In a typical hardware realization, this neural construct can be emulated using an array of bipolar sensors, epitomizing in-sensor computing. In this work, the photoresponsivity \({R}_{{ij}}\) of MAPbI3/Bi2O2Se heterotransistor array are tailored through the gate voltage \({{V}_{{{{\rm{g}}}}}}_{{ij}}\) to reflect the synaptic weights \({W}_{{ij}}\) of a neural network. Upon exposure to light encoding the input data \({P}_{{ij}}\), each device in the array generates a photocurrent \({I}_{{ij}}\) proportional to the product of the input signal and its responsivity: \({I}_{{ij}}={R}_{{ij}}\cdot {P}_{{ij}}\). The total current output \({I}_{{{{\rm{out}}}}}={\sum }_{i,j}^{i=3,j=3}{I}_{{ij}}={\sum }_{i,j}^{i=3,j=3}{R}_{{ij}}\cdot {P}_{{ij}}\), embodies the multiply-accumulate (MAC) operation within the sensor array, harnessing Kirchhoff’s law to execute computation.

For the classification task, a specialized dataset comprising 100 instances of Gaussian-noise afflicted “P”, “K”, and “U” letter patterns (i.e., noise standard deviation of 0.2) is segmented into training and testing sets in a 7:3 ratio. The letters are illuminated onto the sensor array with peak incident light intensity set at 0.1 μW cm−2. Comparative analysis is conducted across three sensor arrays, differentiated by the photoresponsivity of 102 AW−1, 104 AW−1, and 106 AW−1, respectively. The photoresponsivity of each heterotransistor is initialized randomly at the beginning.

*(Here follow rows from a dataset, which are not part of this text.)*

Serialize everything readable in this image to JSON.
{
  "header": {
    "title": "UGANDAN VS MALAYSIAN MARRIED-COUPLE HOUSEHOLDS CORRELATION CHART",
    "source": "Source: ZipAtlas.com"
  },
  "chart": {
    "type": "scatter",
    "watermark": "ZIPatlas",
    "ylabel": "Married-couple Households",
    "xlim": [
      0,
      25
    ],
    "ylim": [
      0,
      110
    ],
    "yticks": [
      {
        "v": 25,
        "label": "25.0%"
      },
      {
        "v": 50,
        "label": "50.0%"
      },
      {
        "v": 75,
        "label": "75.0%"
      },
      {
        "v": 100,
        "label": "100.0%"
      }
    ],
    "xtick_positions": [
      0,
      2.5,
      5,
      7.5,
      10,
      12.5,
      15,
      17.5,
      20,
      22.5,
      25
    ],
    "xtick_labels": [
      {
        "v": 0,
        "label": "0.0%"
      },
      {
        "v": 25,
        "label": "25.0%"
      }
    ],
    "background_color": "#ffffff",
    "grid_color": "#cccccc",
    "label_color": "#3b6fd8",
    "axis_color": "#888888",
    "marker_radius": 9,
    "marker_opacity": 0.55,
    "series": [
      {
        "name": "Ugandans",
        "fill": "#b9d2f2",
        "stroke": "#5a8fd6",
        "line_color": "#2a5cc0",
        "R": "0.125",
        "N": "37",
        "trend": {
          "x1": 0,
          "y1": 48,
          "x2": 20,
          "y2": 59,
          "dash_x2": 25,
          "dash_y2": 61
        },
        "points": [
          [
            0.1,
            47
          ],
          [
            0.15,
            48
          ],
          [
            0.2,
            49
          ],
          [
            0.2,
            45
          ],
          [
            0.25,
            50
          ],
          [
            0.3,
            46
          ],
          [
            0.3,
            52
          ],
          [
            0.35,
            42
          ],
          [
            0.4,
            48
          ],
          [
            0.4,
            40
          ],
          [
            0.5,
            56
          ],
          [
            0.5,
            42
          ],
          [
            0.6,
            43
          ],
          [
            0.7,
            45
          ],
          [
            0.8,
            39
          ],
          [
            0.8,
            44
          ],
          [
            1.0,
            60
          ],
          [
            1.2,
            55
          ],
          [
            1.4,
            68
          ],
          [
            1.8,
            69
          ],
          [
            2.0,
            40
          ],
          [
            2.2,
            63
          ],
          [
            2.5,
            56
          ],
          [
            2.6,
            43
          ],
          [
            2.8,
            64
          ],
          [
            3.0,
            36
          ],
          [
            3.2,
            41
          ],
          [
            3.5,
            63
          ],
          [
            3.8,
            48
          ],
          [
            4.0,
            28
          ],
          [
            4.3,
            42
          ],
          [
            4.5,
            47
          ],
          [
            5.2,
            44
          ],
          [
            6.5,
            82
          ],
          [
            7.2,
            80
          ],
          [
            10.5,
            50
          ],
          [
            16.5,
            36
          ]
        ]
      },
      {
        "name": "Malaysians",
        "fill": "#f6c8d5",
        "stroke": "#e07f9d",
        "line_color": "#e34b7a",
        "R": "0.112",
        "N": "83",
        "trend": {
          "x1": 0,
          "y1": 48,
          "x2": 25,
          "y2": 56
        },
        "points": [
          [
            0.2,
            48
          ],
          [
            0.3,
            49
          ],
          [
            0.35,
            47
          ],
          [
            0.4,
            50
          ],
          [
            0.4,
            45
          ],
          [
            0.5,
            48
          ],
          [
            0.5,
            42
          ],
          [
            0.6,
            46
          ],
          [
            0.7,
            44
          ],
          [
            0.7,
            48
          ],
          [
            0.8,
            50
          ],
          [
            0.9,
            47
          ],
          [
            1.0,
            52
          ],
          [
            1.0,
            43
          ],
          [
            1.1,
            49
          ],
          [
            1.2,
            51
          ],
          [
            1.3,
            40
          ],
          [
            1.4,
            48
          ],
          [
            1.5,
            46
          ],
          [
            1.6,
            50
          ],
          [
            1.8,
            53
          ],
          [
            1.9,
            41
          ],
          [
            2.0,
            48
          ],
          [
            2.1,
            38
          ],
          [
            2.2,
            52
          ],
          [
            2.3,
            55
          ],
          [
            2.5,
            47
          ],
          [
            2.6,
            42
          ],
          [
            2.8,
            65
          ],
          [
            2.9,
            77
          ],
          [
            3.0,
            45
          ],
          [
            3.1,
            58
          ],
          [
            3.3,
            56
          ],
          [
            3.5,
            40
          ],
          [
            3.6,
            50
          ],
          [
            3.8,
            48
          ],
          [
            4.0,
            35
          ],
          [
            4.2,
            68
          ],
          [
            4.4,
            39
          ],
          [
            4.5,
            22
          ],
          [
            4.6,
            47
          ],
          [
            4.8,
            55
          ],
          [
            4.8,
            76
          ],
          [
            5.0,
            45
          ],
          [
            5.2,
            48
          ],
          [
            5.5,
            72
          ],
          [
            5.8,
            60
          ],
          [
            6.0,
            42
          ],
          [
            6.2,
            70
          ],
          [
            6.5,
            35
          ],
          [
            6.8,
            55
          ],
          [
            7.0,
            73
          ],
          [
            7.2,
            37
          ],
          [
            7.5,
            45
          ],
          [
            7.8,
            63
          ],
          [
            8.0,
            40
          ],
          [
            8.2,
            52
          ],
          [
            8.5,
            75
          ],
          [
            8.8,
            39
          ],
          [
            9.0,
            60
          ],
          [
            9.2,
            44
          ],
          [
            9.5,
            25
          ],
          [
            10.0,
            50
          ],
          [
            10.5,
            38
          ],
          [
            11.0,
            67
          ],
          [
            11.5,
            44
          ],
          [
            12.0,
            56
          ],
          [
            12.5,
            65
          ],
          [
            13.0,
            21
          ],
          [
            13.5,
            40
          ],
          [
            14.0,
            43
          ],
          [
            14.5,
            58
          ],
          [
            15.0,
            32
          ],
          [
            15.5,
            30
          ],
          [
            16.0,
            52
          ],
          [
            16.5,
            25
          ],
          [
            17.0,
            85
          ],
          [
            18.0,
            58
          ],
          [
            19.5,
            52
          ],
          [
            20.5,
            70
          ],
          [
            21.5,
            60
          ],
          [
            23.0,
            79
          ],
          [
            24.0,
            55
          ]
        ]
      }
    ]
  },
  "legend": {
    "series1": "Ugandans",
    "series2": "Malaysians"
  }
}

The projection of the letter image induces a readout current \({I}_{{{{\rm{out}}}}}={\sum }_{i,j}^{i=3,j=3}{I}_{{ij}}={\sum }_{i,j}^{i=3,j=3}{R}_{{ij}}\cdot {P}_{{ij}}\), which is activated by the softmax function \(S({I}_{{{{\rm{out}}}}})=\frac{{e}^{\xi {{{\rm{\cdot }}}}{I}_{{{{\rm{out}}}}}}}{{\sum }_{k=1}^{3}{e}^{\xi \cdot {R}_{k}{P}_{k}}}\), where \(k\) is the elements within the “P”, “K”, “U” set, and ξ is the scaling factor. By integrating impacts of noise and hysteresis into our simulation, and to elucidate the effects of different responsiveness on recognition accuracy, a Gaussian noise with the variance of 0.003 was deployed on the readout photocurrent. A loss function \(\psi=-\frac{1}{k}{\sum }_{k=1}^{3}{y}_{m}\log [S({I}_{{{{\rm{out}}}}})]\) is defined to quantify the error for training, where ym is the label of each input letter. Through iterative training, employing the backpropagation algorithm with a learning rate of 0.001, the photoresponsivity \({R}_{{ij}}\) of each sensor in the array is fine-tuned by modulating the gate voltage \({V}_{{{{\rm{g}}}}}\), thereby minimizing the loss function and enhancing classification accuracy. It is worth noting that, due to the device-to-device variations in the array, which are significant non-ideal factors in neuromorphic computing, we edited the photoresponsivity-gate voltage (RVg) data measured from the nine devices into a lookup table. This enables us to accurately simulate the conductance modulation process of these devices.